Robert Kirkwood began is career at the TRW corporation in 1984, where he designed particle diagnostics for the LLNL magnetic mirror program, which led to a graduate fellowship to attend MIT. At MIT, he developed the first cyclotron absorption diagnostics for tokamaks, for which he was awarded the Marshall N. Rosenbluth Outstanding Doctoral Thesis Award from the American Physical Society. He later worked at Caltech developing wave-current drive and as a staff physicist at the Air Force Phillips Lab remotely studying energetic particles on shuttle flights.
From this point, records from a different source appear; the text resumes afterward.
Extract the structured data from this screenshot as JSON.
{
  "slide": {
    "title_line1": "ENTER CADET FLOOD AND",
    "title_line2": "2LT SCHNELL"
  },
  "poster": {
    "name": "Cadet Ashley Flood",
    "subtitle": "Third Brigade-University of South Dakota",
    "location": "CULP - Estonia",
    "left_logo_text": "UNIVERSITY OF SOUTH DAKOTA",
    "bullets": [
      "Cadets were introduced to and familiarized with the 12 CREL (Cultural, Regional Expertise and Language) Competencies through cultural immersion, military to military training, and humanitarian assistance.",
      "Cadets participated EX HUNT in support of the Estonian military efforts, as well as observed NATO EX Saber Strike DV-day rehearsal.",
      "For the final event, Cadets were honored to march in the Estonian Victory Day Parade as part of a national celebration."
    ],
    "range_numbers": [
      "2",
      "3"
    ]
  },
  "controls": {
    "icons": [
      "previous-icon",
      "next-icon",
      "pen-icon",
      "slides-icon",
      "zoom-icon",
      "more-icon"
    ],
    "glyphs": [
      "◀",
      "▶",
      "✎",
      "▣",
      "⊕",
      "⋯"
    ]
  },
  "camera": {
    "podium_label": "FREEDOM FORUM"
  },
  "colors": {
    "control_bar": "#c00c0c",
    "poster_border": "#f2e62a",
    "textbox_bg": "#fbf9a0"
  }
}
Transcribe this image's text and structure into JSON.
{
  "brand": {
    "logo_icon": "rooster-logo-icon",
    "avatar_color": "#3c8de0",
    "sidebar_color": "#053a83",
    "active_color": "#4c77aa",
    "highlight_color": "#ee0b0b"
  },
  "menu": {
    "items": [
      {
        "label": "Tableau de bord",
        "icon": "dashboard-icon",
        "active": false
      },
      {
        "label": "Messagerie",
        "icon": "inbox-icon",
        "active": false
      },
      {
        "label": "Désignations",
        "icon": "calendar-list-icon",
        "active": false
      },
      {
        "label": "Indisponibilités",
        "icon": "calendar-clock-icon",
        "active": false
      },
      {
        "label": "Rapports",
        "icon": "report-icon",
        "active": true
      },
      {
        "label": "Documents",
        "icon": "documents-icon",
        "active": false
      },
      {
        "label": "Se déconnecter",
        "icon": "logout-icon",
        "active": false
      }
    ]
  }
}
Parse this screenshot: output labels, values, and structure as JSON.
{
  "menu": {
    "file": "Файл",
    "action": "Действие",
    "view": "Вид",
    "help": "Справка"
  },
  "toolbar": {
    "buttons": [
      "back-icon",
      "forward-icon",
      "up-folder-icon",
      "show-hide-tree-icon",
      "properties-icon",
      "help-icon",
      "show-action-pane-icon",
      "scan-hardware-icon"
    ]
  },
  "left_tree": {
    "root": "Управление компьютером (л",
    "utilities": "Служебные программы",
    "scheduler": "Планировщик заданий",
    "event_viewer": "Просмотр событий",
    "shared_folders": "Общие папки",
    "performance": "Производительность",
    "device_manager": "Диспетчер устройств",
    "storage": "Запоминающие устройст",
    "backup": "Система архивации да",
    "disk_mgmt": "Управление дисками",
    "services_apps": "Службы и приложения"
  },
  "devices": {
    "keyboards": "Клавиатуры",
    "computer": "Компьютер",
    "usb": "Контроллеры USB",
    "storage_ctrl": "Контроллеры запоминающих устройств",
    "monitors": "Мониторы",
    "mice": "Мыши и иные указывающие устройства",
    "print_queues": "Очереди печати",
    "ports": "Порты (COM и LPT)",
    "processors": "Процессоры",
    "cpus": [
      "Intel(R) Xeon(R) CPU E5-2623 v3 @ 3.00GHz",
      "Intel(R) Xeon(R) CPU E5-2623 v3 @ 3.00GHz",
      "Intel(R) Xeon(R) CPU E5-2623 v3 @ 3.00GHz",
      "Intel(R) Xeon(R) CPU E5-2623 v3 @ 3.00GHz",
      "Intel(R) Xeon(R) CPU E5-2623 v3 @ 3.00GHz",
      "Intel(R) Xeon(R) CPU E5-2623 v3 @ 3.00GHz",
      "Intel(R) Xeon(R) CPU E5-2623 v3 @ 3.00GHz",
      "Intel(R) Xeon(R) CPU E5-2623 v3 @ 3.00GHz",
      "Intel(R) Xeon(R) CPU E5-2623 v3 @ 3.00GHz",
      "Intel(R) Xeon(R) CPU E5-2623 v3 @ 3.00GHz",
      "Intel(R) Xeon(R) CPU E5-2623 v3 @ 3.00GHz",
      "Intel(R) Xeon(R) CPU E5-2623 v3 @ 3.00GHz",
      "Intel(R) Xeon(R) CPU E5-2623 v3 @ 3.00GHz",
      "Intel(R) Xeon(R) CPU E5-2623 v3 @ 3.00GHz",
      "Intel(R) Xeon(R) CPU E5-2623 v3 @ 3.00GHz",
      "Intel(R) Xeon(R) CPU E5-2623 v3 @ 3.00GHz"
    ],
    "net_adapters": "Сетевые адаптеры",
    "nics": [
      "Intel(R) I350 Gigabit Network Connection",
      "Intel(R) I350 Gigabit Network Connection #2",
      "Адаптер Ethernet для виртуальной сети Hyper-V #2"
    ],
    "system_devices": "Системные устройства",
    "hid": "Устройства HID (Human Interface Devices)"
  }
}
Dr. Kirkwood moved to Lawrence Livermore National Laboratory in 1994 to help initiate the National Ignition Facility (NIF) program. He led multiple laser/plasma interaction experiments that formed the basis of the NIF program and provided the first demonstrations of multi-beam interactions. He subsequently led the revisions of the requirements of the NIF laser system to allow control of implosion symmetry via wavelength tuning that controlled these multi-beam interactions, and he participated in the experiments that produced implosions with yield energy comparable to the energy in the assembled fuel using this wavelength tuning. During this time, he also directed independent programs on plasma pulse compression and amplification and developed optical and x-ray diagnostics techniques for NIF.

In 2013, Dr. Kirkwood founded a program to verify and validate the models used to detect nuclear events from space based detectors, which now includes several other scientists, as well as a program to increase the energy and fluence delivered to a target by NIF beams using the plasma optics cells created by multi-beam interactions. Dr. Kirkwood has mentored numerous postdoctoral and junior scientists during his career and has been active in the American Physical Society division of plasma physics, serving on several divisional committees.

PhD in Applied Plasma Physics, Massachusetts Institute of Technology, 1989 under Ian Hutchinson

BS and MS in Electrical Engineering, University of California Los Angeles, 1982 and 1984 under F. F. Chen and R. J. Taylor

Fellow of the American Physical Society (2017)
“For exceptional experimental work demonstrating the importance of energy transfer between laser beams in plasmas, and subsequent intellectual leadership of the effort to develop a two-color option on the National Ignition Facility laser that is important for achieving symmetric implosions.”

American Physical Society Dawson Award for Excellence in Plasma Physics Research (2012)
“For predicting and demonstrating the technique of laser scatter on self-generated plasma-optics gratings that enables generation and redirection of high-energy laser beams important for indirect drive inertial confinement fusion and high-power laser-matter interactions."

Marshall Rosenbluth Outstanding Doctoral Thesis Award in Plasma Physics (1991)
“For his development of a new technique for determining the momentum distribution of current carriers in tokamak plasma experiments. The experimental plasma current and the velocity dependence were shown to be in agreement with the theoretical models.”